From the nature of their business and for reasons of public policy, common carriers are bound to
observe extraordinary diligence in the vigilance over the goods and for the safety of passengers
transported by them, according to all the circumstance of each case.In the event of loss,
destruction or deterioration of the insured goods, common carriers shall be responsible unless the
same is brought about, among others, by flood, storm, earthquake, lightning or other natural
disaster or calamity. In all other cases, if the goods are lost, destroyed or deteriorated, common
carriers are presumed to have been at fault or to have acted negligently, unless they prove that
they observed extraordinary diligence. The said presumption was not overturned by petitioner in
this case. Hence, private respondent as insurer can exercise its right of subrogation against
petitioner.
Thus, as the appellate court correctly ruled, petitioners vessel, MT Maysun, sank with its entire
cargo for the reason that it was not seaworthy. There was no squall or bad weather or extremely
poor sea condition in the vicinity when the said vessel sank.

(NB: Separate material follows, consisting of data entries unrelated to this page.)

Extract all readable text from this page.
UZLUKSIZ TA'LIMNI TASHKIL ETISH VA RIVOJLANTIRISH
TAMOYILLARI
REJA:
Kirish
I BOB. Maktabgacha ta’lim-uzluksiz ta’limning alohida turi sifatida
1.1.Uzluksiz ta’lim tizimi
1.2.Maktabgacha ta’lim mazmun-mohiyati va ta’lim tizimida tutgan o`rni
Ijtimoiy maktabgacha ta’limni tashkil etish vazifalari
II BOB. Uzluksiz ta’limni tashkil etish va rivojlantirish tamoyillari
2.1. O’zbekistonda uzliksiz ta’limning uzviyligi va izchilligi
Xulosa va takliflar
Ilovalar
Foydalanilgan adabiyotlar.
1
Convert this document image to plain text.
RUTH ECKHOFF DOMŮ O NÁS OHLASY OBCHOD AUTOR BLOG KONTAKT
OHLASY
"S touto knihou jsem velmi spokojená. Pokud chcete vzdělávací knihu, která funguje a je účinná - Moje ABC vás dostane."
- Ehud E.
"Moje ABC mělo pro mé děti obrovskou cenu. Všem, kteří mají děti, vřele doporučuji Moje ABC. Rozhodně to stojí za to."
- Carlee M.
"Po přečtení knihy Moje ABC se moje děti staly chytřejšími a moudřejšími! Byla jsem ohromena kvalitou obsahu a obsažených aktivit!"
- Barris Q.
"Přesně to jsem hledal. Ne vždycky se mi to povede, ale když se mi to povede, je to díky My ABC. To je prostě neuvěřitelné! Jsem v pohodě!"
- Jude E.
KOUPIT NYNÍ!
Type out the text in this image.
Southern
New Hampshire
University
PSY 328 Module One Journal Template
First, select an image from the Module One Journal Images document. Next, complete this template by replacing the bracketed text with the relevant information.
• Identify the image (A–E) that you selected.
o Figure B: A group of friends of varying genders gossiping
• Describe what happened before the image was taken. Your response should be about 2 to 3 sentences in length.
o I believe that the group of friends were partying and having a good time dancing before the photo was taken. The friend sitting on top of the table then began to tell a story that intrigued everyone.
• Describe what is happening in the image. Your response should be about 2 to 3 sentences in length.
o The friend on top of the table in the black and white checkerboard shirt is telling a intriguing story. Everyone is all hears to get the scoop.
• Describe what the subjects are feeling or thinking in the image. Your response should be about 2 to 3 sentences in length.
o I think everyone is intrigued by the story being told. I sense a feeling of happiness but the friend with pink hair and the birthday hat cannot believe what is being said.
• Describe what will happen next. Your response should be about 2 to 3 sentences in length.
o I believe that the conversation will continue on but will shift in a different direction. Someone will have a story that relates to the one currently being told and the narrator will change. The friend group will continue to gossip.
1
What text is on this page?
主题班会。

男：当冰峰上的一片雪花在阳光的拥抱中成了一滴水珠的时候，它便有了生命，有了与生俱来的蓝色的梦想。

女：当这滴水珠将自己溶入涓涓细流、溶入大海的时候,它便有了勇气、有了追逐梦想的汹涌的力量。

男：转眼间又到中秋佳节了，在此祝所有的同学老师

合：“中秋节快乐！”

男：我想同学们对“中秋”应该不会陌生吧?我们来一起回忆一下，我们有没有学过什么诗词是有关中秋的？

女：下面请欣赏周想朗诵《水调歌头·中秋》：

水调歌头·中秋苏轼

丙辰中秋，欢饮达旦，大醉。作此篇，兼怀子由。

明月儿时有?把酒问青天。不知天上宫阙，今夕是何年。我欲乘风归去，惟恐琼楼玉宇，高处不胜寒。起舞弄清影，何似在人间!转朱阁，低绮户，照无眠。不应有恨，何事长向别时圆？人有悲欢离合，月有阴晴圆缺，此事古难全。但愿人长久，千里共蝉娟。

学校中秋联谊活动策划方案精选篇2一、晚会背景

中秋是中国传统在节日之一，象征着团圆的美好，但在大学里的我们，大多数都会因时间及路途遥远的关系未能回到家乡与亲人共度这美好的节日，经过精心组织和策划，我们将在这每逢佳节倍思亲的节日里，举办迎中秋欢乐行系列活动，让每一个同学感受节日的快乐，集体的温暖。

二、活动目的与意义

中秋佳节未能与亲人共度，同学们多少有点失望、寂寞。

Anent the second issue, it is our view and so hold that the presentation in evidence of the marine
insurance policy is not indispensable in this case before the insurer may recover from the
common carrier the insured value of the lost cargo in the exercise of its subrogatory right. The
subrogation receipt, by itself, is sufficient to establish not only the relationship of herein private
respondent as insurer and Caltex, as the assured shipper of the lost cargo of industrial fuel oil,
but also the amount paid to settle the insurance claim. The right of subrogation accrues simply
upon payment by the insurance company of the insurance claim.